While testing implementing RMF security controls vulnerability ID V-63877 – Deny log on locally user right on workstations to Enterprise Admins and Domain Admin group via GPO, I basically logged myself out of Domain Controllers. Thanks God this was only the test environment. First of all I should have linked this GPO to a group containing workstations rather than at domain level. It was linked at the domain level which applied to the Domain Controllers group too.
1. Boot into DSRM (Directory Service Restore Mode) using local administrator account.

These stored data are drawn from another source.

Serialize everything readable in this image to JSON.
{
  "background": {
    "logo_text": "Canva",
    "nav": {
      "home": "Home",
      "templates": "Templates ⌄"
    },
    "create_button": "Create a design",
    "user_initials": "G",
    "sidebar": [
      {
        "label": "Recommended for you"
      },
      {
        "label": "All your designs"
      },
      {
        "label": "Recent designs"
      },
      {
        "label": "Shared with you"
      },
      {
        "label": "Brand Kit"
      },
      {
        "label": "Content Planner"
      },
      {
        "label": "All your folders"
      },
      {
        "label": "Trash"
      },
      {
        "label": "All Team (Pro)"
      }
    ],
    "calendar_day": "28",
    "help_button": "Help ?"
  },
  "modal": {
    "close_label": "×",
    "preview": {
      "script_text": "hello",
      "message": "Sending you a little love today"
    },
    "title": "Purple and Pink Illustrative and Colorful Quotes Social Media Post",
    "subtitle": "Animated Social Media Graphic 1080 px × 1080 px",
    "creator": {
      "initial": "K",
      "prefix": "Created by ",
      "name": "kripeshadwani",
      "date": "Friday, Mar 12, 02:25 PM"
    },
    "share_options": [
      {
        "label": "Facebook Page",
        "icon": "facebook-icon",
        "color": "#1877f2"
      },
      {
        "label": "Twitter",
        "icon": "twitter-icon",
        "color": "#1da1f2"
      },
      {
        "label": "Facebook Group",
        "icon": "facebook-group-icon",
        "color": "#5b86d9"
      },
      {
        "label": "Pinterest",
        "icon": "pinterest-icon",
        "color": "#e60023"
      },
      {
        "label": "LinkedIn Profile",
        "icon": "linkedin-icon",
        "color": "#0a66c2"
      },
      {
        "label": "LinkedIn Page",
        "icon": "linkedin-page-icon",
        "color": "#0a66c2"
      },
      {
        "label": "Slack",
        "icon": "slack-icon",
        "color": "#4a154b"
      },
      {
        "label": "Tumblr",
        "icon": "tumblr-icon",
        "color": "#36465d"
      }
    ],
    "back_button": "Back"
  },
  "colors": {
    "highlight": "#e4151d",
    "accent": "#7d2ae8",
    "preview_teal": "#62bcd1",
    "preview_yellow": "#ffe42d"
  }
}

a. Press the Windows key+R to open the Rub box and type msconfig press Enter.
b. On the System Configuration dialog box , under Boot tab check Safe boot option, click Active Directory repair to select the DSRM option and Click OK and Restart to boot to DSRM.
c. Press Ctrl-Alt-Del to obtain the login window.
d. Click Other user or the Switch user arrow followed by Other user at the login prompt and type .\Administrator in the User name field.
e. Type the DSRM password in the Password field and press Enter to login.

2. Modify the GPO 

1. Locate GPO by GUID in SYSVOL folder.
   • (C:\Windows\SYSVOL\domain\Policies{YOUR_GUID_HERE}
2. Navigate to GptTmpl.inf file in GPO folder structure.
   • (..\Machine\Microsoft\Windows NT\SecEdit\GptTmpl.inf)
3. Make changes to the policy as needed. For me it was removing certain users from the “SeDenyInteractiveLogonRight” and “SeDenyNetworkLogonRight”, also I added them to the related ‘allow’ right as well for good measure. Save this file.
4. Go back up to the root policy GUID folder and locate the GPT.ini file.
5. Edit (increment) the version number here. It’s easiest to add a 0 to the end of the version number, or at least add 10. Group Policy will check this number to determine if the policy should be re-processed.
6. Reboot the DC and, assuming you’re able to login, disable/edit/delete the GPO and do a gpupdate /force from the command prompt to make sure the changes propagate quickly.